Unitary Patents, like regular European patents, are based on the European Patent Convention (EPC) and will be processed and granted in accordance with the rules and procedures of the EPC. However, they will not replace the regular European patents or national patents but provide for an additional option to the users of the patent system.


The Unitary Patent scheme will offer several additional benefits to inventors:

  • Patent owners will file a simple request with the European Patent Office immediately after the grant of their European patent. The EPO will act as a one-stop shop and free of charge for the examination of the request and the registration of the Unitary Patent.
  • Instead of validating their patent and executing fee payments in several member states each with their own requirements, deadlines and currencies, holders of Unitary patents will be able to validate and maintain their Unitary Patents by only paying a single fee in euros to the EPO.


Cost reductions will be significant, too: the cost of annual renewal fees for a Unitary Patent covering all 17 participating EU Member States will be equivalent to the renewal fees for a European patent in four leading countries and be lower than EUR 5,000 for the first 10 years. Smaller businesses and start-ups are expected to particularly benefit from the procedural simplifications and enjoy even further cost reductions the new system offers.

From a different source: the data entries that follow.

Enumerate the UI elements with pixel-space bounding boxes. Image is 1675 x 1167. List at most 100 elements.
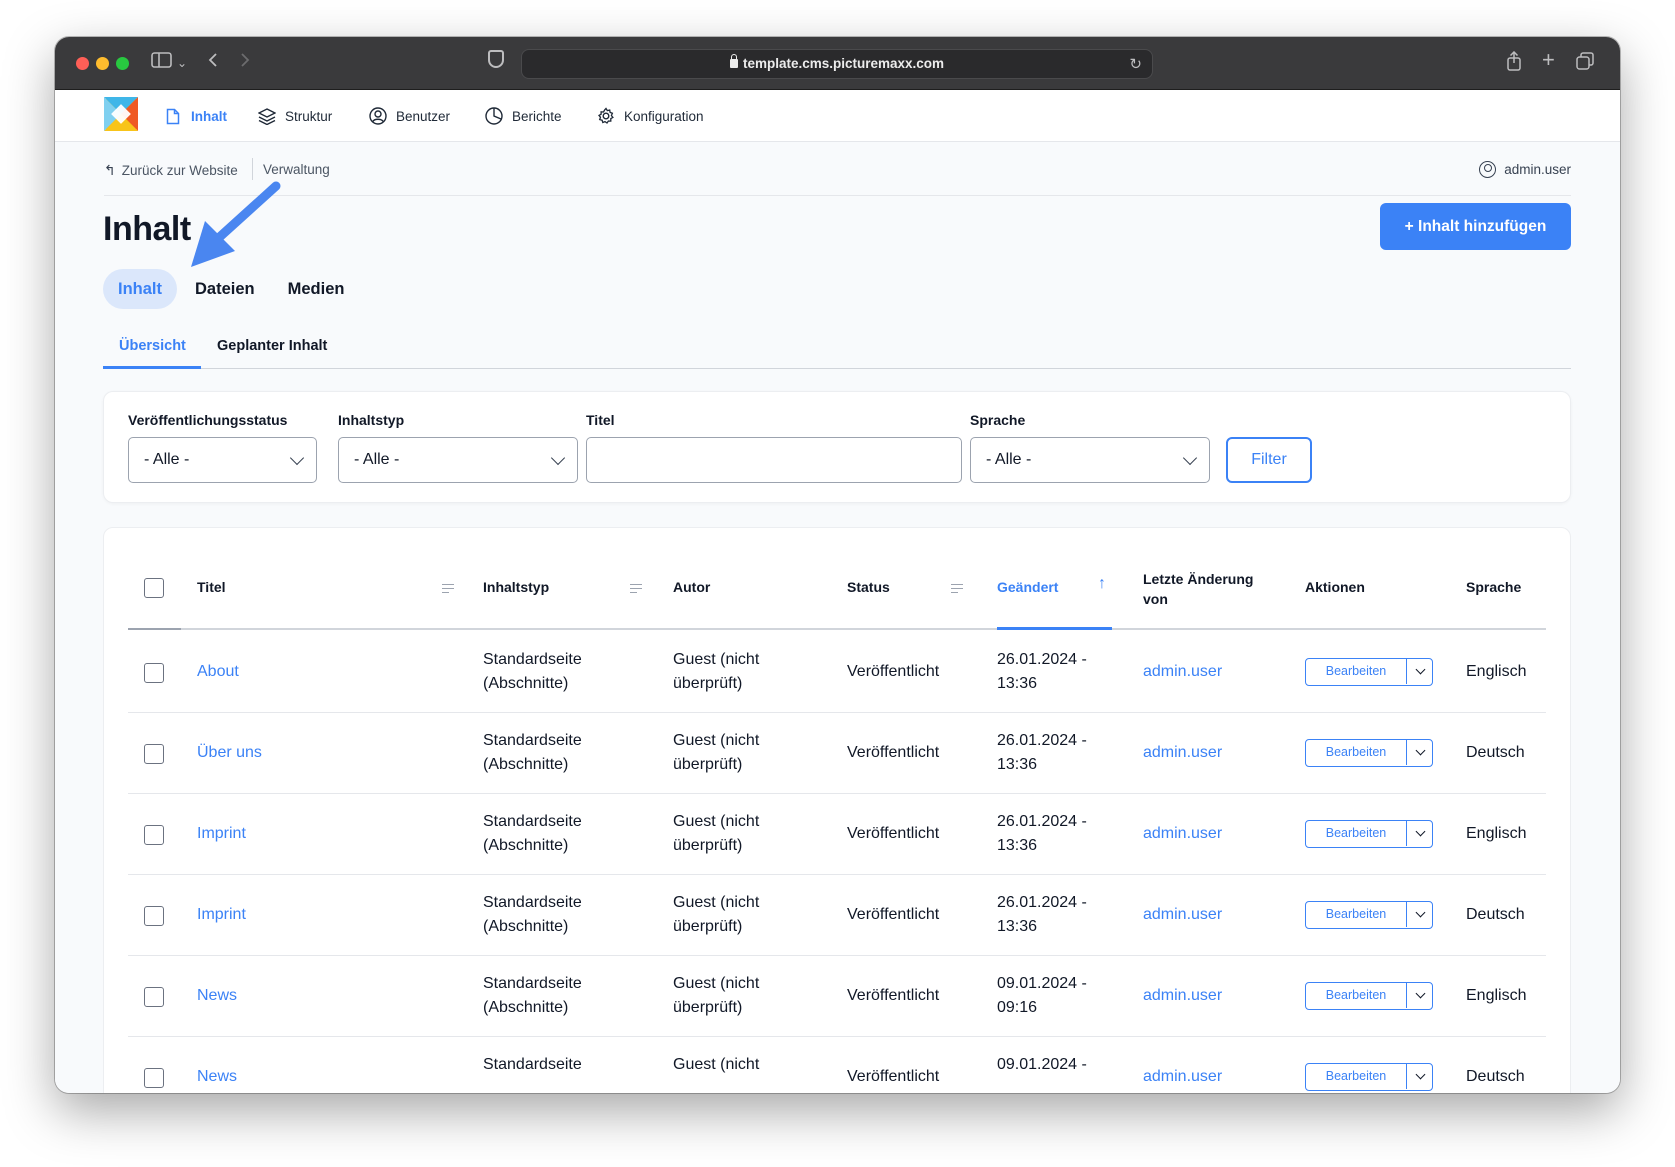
sort-lines-icon[interactable] [630, 584, 642, 593]
row-user-link[interactable]: admin.user [1143, 660, 1222, 684]
row-user-link[interactable]: admin.user [1143, 903, 1222, 927]
row-title-link[interactable]: News [197, 984, 237, 1008]
text-line: 13:36 [997, 756, 1038, 773]
privacy-shield-icon[interactable] [488, 50, 504, 68]
row-title-link[interactable]: Imprint [197, 822, 246, 846]
header-author: Autor [673, 579, 711, 595]
chevron-down-icon[interactable] [1415, 988, 1426, 999]
sort-lines-icon[interactable] [951, 584, 963, 593]
tab-dateien[interactable]: Dateien [180, 269, 270, 309]
chevron-down-icon[interactable] [1415, 907, 1426, 918]
sort-ascending-arrow-icon[interactable]: ↑ [1098, 575, 1106, 593]
subtab-uebersicht[interactable]: Übersicht [119, 338, 186, 354]
active-tab-indicator [103, 366, 201, 369]
chevron-down-icon[interactable]: ⌄ [177, 51, 187, 75]
chevron-down-icon[interactable] [1415, 826, 1426, 837]
edit-button-group[interactable]: Bearbeiten [1305, 901, 1433, 929]
main-content: ↰ Zurück zur Website Verwaltung admin.us… [55, 143, 1620, 1093]
chevron-down-icon[interactable] [1415, 1069, 1426, 1080]
nav-struktur[interactable]: Struktur [258, 105, 332, 127]
header-type[interactable]: Inhaltstyp [483, 579, 549, 595]
text-line: 13:36 [997, 837, 1038, 854]
page-title: Inhalt [103, 210, 191, 248]
row-checkbox[interactable] [144, 906, 164, 926]
text-line: überprüft) [673, 756, 743, 773]
edit-button[interactable]: Bearbeiten [1306, 983, 1407, 1008]
nav-konfiguration[interactable]: Konfiguration [597, 105, 704, 127]
type-select[interactable]: - Alle - [338, 437, 578, 483]
edit-button-group[interactable]: Bearbeiten [1305, 1063, 1433, 1091]
status-select[interactable]: - Alle - [128, 437, 317, 483]
back-to-website-link[interactable]: ↰ Zurück zur Website [104, 162, 238, 179]
text-line: (Abschnitte) [483, 837, 569, 854]
forward-arrow-icon[interactable] [239, 51, 251, 75]
user-menu[interactable]: admin.user [1479, 161, 1571, 178]
reload-icon[interactable]: ↻ [1129, 55, 1142, 73]
table-row: News Standardseite (Abschnitte) Guest (ni… [128, 956, 1546, 1037]
back-arrow-icon[interactable] [207, 51, 219, 75]
row-title-link[interactable]: Imprint [197, 903, 246, 927]
edit-button[interactable]: Bearbeiten [1306, 821, 1407, 846]
text-line: überprüft) [673, 675, 743, 692]
tab-inhalt[interactable]: Inhalt [103, 269, 177, 309]
header-status[interactable]: Status [847, 579, 890, 595]
tab-medien[interactable]: Medien [273, 269, 360, 309]
nav-benutzer[interactable]: Benutzer [369, 105, 450, 127]
edit-button[interactable]: Bearbeiten [1306, 659, 1407, 684]
row-title-link[interactable]: News [197, 1065, 237, 1089]
chevron-down-icon[interactable] [1415, 664, 1426, 675]
app-logo[interactable] [104, 97, 138, 131]
text-line: 13:36 [997, 918, 1038, 935]
tab-overview-icon[interactable] [1575, 51, 1595, 77]
edit-button[interactable]: Bearbeiten [1306, 740, 1407, 765]
edit-button[interactable]: Bearbeiten [1306, 902, 1407, 927]
header-changed[interactable]: Geändert [997, 579, 1058, 595]
header-actions: Aktionen [1305, 579, 1365, 595]
row-changed: 26.01.2024 - 13:36 [997, 648, 1087, 696]
row-author: Guest (nicht überprüft) [673, 648, 759, 696]
row-user-link[interactable]: admin.user [1143, 984, 1222, 1008]
minimize-window-button[interactable] [96, 57, 109, 70]
edit-button-group[interactable]: Bearbeiten [1305, 739, 1433, 767]
edit-button-group[interactable]: Bearbeiten [1305, 658, 1433, 686]
sort-lines-icon[interactable] [442, 584, 454, 593]
chevron-down-icon[interactable] [1415, 745, 1426, 756]
nav-label: Konfiguration [624, 108, 704, 124]
language-select[interactable]: - Alle - [970, 437, 1210, 483]
select-all-checkbox[interactable] [144, 578, 164, 598]
row-checkbox[interactable] [144, 663, 164, 683]
table-row: Über uns Standardseite (Abschnitte) Guest… [128, 713, 1546, 794]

The Unified Patent Court (UPC) which is based on the Agreement on a Unified Patent Court (UPCA) will be the first European civil court. It will act as a centralized body for patent litigation in Europe and will have jurisdiction inter alia in revocation and infringement actions related to both regular European patents and Unitary Patents. Its jurisprudence will generate a harmonised body of case law in Europe that will significantly enhance legal certainty and transparency of the patent system, benefitting both innovators and the public at large.


The UPCA, among other things also governs access to patented plant material for further breeding. Like national patent laws in several EPO member states — such as France, Germany, the Netherlands, and Switzerland — the agreement contains a breeders’ exemption as it clarifies that patented plant material may still be freely used for the purpose of breeding, and for discovering and developing new plant varieties. According to this provision, only the commercialisation of any newly bred variety containing the patented trait will be covered by the patent. The breeders’ exemption will apply to Unitary Patents, as well as to all regular European patents which take effect in the countries bound by the UPCA.

The Members States marked in dark blue will join the UP system on 1 June 2023. They are Austria, Belgium, Bulgaria, Denmark, Estonia, Finland, France, Germany, Italy, Latvia, Lithuania, Luxembourg, Malta, the Netherlands, Portugal, Slovenia, and Sweden.


Most importantly, the Unitary Patent system is set to encourage and boost innovation and to foster Europe as the innovation hub worldwide. The 25 EU Member States which are expected to participate in the system are estimated to have a combined GDP of more than 14 trillion euros (corresponding to 80 per cent of the entire EU’s GDP) and incorporate a population of nearly 400 million people — more than the U.S., Canada and Australia combined. According to the Global Innovation Index’s latest rankings, Europe, which is home to less than 10 per cent (9.78 per cent) of the world population, now has the largest number of innovation-leading nations of any region, with 15 countries out of the top 25 countries worldwide. Europe is also home to more than a third of the world’s emerging start-up ecosystems.